Agonist-Induced Endocytosis and Receptor Phosphorylation Mediate Resensitization of Dopamine D2 Receptors
J. H Park
K. M. Kim
2010, 24(3), 574-586. DOI: 10.1210/me.2009-0369
The regulatory mechanisms and functional roles of agonist-induced internalization of G protein-coupled receptors (GPCRs) were analyzed using mutant dopamine D2 receptors (D2Rs) in which all possible GPCR kinase (GRK) phosphorylation sites were mutated or the affinity for β-arrestins was altered. Agonist-induced internalization of D2Rs involved a phosphorylation-dependent component, which was mediated by serine/threonine (S/T) residues in the second loop and T225 in the third loop, and a phosphorylation-independent component.
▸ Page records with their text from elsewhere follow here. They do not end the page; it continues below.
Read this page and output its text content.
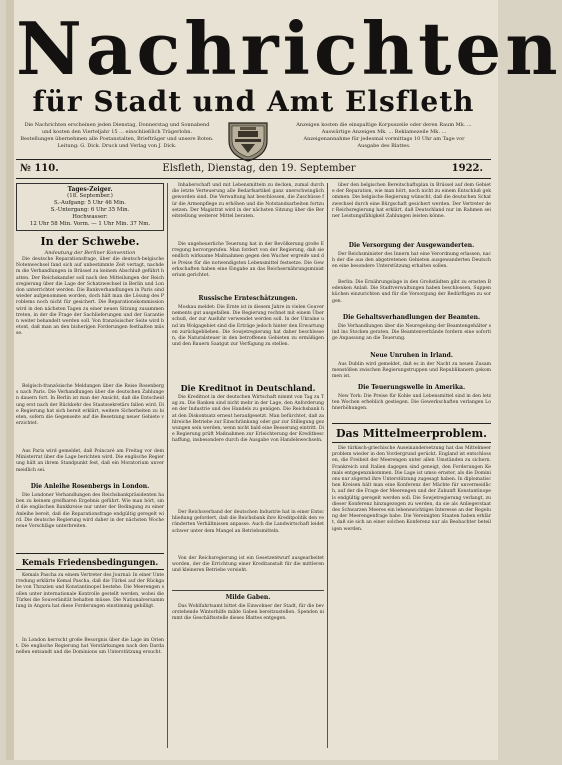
Nachrichten
für Stadt und Amt Elsfleth
Die Nachrichten erscheinen jeden Dienstag, Donnerstag und Sonnabend
und kosten den Vierteljahr 15 ... einschließlich Trägerlohn.
Bestellungen übernehmen alle Postanstalten, Briefträger und unsere Boten.
Leitung: G. Dick. Druck und Verlag von J. Dick.
Anzeigen kosten die einspaltige Korpuszeile oder deren Raum Mk. ...
Auswärtige Anzeigen Mk. ... Reklamezeile Mk. ...
Anzeigenannahme für jedesmal vormittags 10 Uhr am Tage vor
Ausgabe des Blattes.
№ 110.	Elsfleth, Dienstag, den 19. September	1922.
Tages-Zeiger.
(18. September.)
S.-Aufgang: 5 Uhr 46 Min.
S.-Untergang: 6 Uhr 35 Min.
Hochwasser:
12 Uhr 58 Min. Vorm. — 1 Uhr Min. 37 Nm.
In der Schwebe.
Andeutung der Berliner Konvention
Die deutsche Reparationsfrage, über die deutsch-belgische Notenwechsel fand sich auf unbestimmte Zeit vertagt, nachdem die Verhandlungen in Brüssel zu keinem Abschluß geführt hatten. Der Reichskanzler soll nach den Mitteilungen der Reichsregierung über die Lage der Schatzwechsel in Berlin und London unterrichtet werden. Die Bankverhandlungen in Paris sind wieder aufgenommen worden, doch hält man die Lösung des Problems noch nicht für gesichert. Die Reparationskommission wird in den nächsten Tagen zu einer neuen Sitzung zusammentreten, in der die Frage der Sachlieferungen und der Garantien weiter behandelt werden soll. Von französischer Seite wird betont, daß man an den bisherigen Forderungen festhalten müsse.
Belgisch-französische Meldungen über die Reise Rosenbergs nach Paris. Die Verhandlungen über die deutschen Zahlungen dauern fort. In Berlin ist man der Ansicht, daß die Entscheidung erst nach der Rückkehr des Staatssekretärs fallen wird. Die Regierung hat sich bereit erklärt, weitere Sicherheiten zu bieten, sofern die Gegenseite auf die Besetzung neuer Gebiete verzichtet.
Aus Paris wird gemeldet, daß Poincaré am Freitag vor dem Ministerrat über die Lage berichten wird. Die englische Regierung hält an ihrem Standpunkt fest, daß ein Moratorium unvermeidlich sei.
Die Anleihe Rosenbergs in London.
Die Londoner Verhandlungen des Reichsbankpräsidenten haben zu keinem greifbaren Ergebnis geführt. Wie man hört, sind die englischen Bankkreise nur unter der Bedingung zu einer Anleihe bereit, daß die Reparationsfrage endgültig geregelt wird. Die deutsche Regierung wird daher in der nächsten Woche neue Vorschläge unterbreiten.
Kemals Friedensbedingungen.
Kemals Pascha zu einem Vertreter des Journal: In einer Unterredung erklärte Kemal Pascha, daß die Türkei auf der Rückgabe von Thrazien und Konstantinopel bestehe. Die Meerengen sollen unter internationale Kontrolle gestellt werden, wobei die Türkei die Souveränität behalten müsse. Die Nationalversammlung in Angora hat diese Forderungen einstimmig gebilligt.
In London herrscht große Besorgnis über die Lage im Orient. Die englische Regierung hat Verstärkungen nach den Dardanellen entsandt und die Dominions um Unterstützung ersucht.
Inhaberschaft und mit Lebensmitteln zu decken, zumal durch die letzte Verteuerung alle Bedarfsartikel ganz unerschwinglich geworden sind. Die Verwaltung hat beschlossen, die Zuschüsse für die Armenpflege zu erhöhen und die Notstandsarbeiten fortzusetzen. Der Magistrat wird in der nächsten Sitzung über die Bereitstellung weiterer Mittel beraten.
Die ungeheuerliche Teuerung hat in der Bevölkerung große Erregung hervorgerufen. Man fordert von der Regierung, daß sie endlich wirksame Maßnahmen gegen den Wucher ergreife und die Preise für die notwendigsten Lebensmittel festsetze. Die Gewerkschaften haben eine Eingabe an das Reichsernährungsministerium gerichtet.
Russische Ernteschätzungen.
Moskau meldet: Die Ernte ist in diesem Jahre in vielen Gouvernements gut ausgefallen. Die Regierung rechnet mit einem Überschuß, der zur Ausfuhr verwendet werden soll. In der Ukraine und im Wolgagebiet sind die Erträge jedoch hinter den Erwartungen zurückgeblieben. Die Sowjetregierung hat daher beschlossen, die Naturalsteuer in den betroffenen Gebieten zu ermäßigen und den Bauern Saatgut zur Verfügung zu stellen.
Die Kreditnot in Deutschland.
Die Kreditnot in der deutschen Wirtschaft nimmt von Tag zu Tag zu. Die Banken sind nicht mehr in der Lage, den Anforderungen der Industrie und des Handels zu genügen. Die Reichsbank hat den Diskontsatz erneut heraufgesetzt. Man befürchtet, daß zahlreiche Betriebe zur Einschränkung oder gar zur Stillegung gezwungen sein werden, wenn nicht bald eine Besserung eintritt. Die Regierung prüft Maßnahmen zur Erleichterung der Kreditbeschaffung, insbesondere durch die Ausgabe von Handelswechseln.
Der Reichsverband der deutschen Industrie hat in einer Entschließung gefordert, daß die Reichsbank ihre Kreditpolitik den veränderten Verhältnissen anpasse. Auch die Landwirtschaft leidet schwer unter dem Mangel an Betriebsmitteln.
Von der Reichsregierung ist ein Gesetzentwurf ausgearbeitet worden, der die Errichtung einer Kreditanstalt für die mittleren und kleineren Betriebe vorsieht.
Milde Gaben.
Das Wohlfahrtsamt bittet die Einwohner der Stadt, für die bevorstehende Winterhilfe milde Gaben bereitzustellen. Spenden nimmt die Geschäftsstelle dieses Blattes entgegen.
über den belgischen Bereitschaftsplan in Brüssel auf dem Gebiete der Reparation, wie man hört, noch nicht zu einem Entschluß gekommen. Die belgische Regierung wünscht, daß die deutschen Schatzwechsel durch eine Bürgschaft gesichert werden. Der Vertreter der Reichsregierung hat erklärt, daß Deutschland nur im Rahmen seiner Leistungsfähigkeit Zahlungen leisten könne.
Die Versorgung der Ausgewanderten.
Der Reichsminister des Innern hat eine Verordnung erlassen, nach der die aus den abgetretenen Gebieten ausgewanderten Deutschen eine besondere Unterstützung erhalten sollen.
Berlin: Die Ernährungslage in den Großstädten gibt zu ernsten Bedenken Anlaß. Die Stadtverwaltungen haben beschlossen, Suppenküchen einzurichten und für die Versorgung der Bedürftigen zu sorgen.
Die Gehaltsverhandlungen der Beamten.
Die Verhandlungen über die Neuregelung der Beamtengehälter sind ins Stocken geraten. Die Beamtenverbände fordern eine sofortige Anpassung an die Teuerung.
Neue Unruhen in Irland.
Aus Dublin wird gemeldet, daß es in der Nacht zu neuen Zusammenstößen zwischen Regierungstruppen und Republikanern gekommen ist.
Die Teuerungswelle in Amerika.
New York: Die Preise für Kohle und Lebensmittel sind in den letzten Wochen erheblich gestiegen. Die Gewerkschaften verlangen Lohnerhöhungen.
Das Mittelmeerproblem.
Die türkisch-griechische Auseinandersetzung hat das Mittelmeerproblem wieder in den Vordergrund gerückt. England ist entschlossen, die Freiheit der Meerengen unter allen Umständen zu sichern. Frankreich und Italien dagegen sind geneigt, den Forderungen Kemals entgegenzukommen. Die Lage ist umso ernster, als die Dominions nur zögernd ihre Unterstützung zugesagt haben. In diplomatischen Kreisen hält man eine Konferenz der Mächte für unvermeidlich, auf der die Frage der Meerengen und der Zukunft Konstantinopels endgültig geregelt werden soll. Die Sowjetregierung verlangt, zu dieser Konferenz hinzugezogen zu werden, da sie als Anliegerstaat des Schwarzen Meeres ein lebenswichtiges Interesse an der Regelung der Meerengenfrage habe. Die Vereinigten Staaten haben erklärt, daß sie sich an einer solchen Konferenz nur als Beobachter beteiligen werden.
GRK2-mediated enhancement of the internalization and inhibition of D2R signaling did not involve receptor phosphorylation, and only the former required the enzymatic activity of GRK2. The phosphorylation-deficient mutant (D2R-intracellular loop 2/3) recycled more slowly and showed more agonist-induced desensitization than did the wild-type D2R, suggesting that receptor phosphorylation mediates the recycling of the internalized receptors and enhances receptor resensitization. Blockade of the agonist-induced internalization of D2R-intracellular loop 2/3 provoked desensitization as in wild-type D2R, suggesting that certain cellular processes other than receptor dephosphorylation occurring within the endocytic vesicle are responsible for the resensitization of D2R. When dissociation between D2R and β-arrestin was inhibited or when the expression of cellular β-arrestins was decreased, agonist-induced desensitization of D2R did not occur, suggesting that dissociation from β-arrestin is the main cellular process required for resensitization of D2R and is achieved through agonist-induced internalization. These results indicate that, in the regulation of some GPCRs, phosphorylation-independent association with β-arrestin plays a major role in agonist-induced desensitization.